Based upon his professional experience Bluestone was named a Diplomate and was Board Certified by the American Board of Professional Liability Attorneys in 2008 in Legal Malpractice. He remains Board Certified.  He was admitted to The Best Lawyers in America from 2012-2019.  He has been featured in Who’s Who in Law since 1993.

In the last years, Mr. Bluestone has been featured for two particularly noteworthy legal malpractice cases.  The first was a settlement of an $11.9 million dollar default legal malpractice case of Yeo v. Kasowitz, Benson, Torres & Friedman which was reported in the NYLJ on August 15, 2016. Most recently, Mr. Bluestone obtained a rare plaintiff’s verdict in a legal malpractice case on behalf of the City of White Plains v. Joseph Maria, reported in the NYLJ on February 14, 2017. It was the sole legal malpractice jury verdict in the State of New York for 2017.

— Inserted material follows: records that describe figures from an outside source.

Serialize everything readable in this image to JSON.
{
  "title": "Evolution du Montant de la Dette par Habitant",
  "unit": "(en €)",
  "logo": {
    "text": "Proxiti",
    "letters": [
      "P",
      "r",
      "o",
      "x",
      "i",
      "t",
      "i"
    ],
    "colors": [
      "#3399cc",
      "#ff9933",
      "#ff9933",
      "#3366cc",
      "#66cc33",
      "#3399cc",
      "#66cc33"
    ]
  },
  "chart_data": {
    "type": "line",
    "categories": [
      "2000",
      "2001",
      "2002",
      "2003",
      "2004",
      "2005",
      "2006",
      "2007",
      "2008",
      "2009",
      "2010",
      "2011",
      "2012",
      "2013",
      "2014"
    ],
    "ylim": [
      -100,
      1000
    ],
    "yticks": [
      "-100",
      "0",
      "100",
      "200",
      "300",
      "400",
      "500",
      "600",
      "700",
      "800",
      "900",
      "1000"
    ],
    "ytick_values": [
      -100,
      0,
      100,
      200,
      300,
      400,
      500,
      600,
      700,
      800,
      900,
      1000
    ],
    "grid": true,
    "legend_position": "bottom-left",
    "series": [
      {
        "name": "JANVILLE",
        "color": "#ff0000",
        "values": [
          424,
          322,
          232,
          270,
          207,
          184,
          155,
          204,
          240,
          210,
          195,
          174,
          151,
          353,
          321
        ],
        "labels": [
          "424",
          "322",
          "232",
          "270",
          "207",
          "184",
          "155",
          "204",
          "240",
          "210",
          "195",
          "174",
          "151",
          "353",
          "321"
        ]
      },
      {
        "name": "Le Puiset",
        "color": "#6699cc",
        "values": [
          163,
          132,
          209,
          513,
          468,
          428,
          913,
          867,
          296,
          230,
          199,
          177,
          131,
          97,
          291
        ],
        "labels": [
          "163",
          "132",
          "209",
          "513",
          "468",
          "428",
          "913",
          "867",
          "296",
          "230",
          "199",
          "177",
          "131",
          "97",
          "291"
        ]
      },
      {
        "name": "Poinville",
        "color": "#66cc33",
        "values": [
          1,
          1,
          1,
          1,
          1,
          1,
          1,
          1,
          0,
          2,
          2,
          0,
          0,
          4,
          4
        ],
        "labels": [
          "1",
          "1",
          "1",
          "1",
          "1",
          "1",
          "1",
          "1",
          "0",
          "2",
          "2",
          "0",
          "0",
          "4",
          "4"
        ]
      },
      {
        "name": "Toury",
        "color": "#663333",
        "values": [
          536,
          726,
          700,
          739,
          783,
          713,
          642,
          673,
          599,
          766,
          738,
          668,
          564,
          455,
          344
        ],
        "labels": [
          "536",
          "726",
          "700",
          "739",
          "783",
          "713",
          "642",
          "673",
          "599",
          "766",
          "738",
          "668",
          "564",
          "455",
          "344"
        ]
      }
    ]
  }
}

Bluestone has been at the forefront of the development of legal malpractice principles and has contributed case law decisions, writing and lecturing which have been recognized by his peers.  He is regularly mentioned in academic writing, and his past cases are often cited in current legal malpractice decisions. He is recognized for his ample writings on Judiciary Law § 487, a 850 year old statute deriving from England which relates to attorney deceit.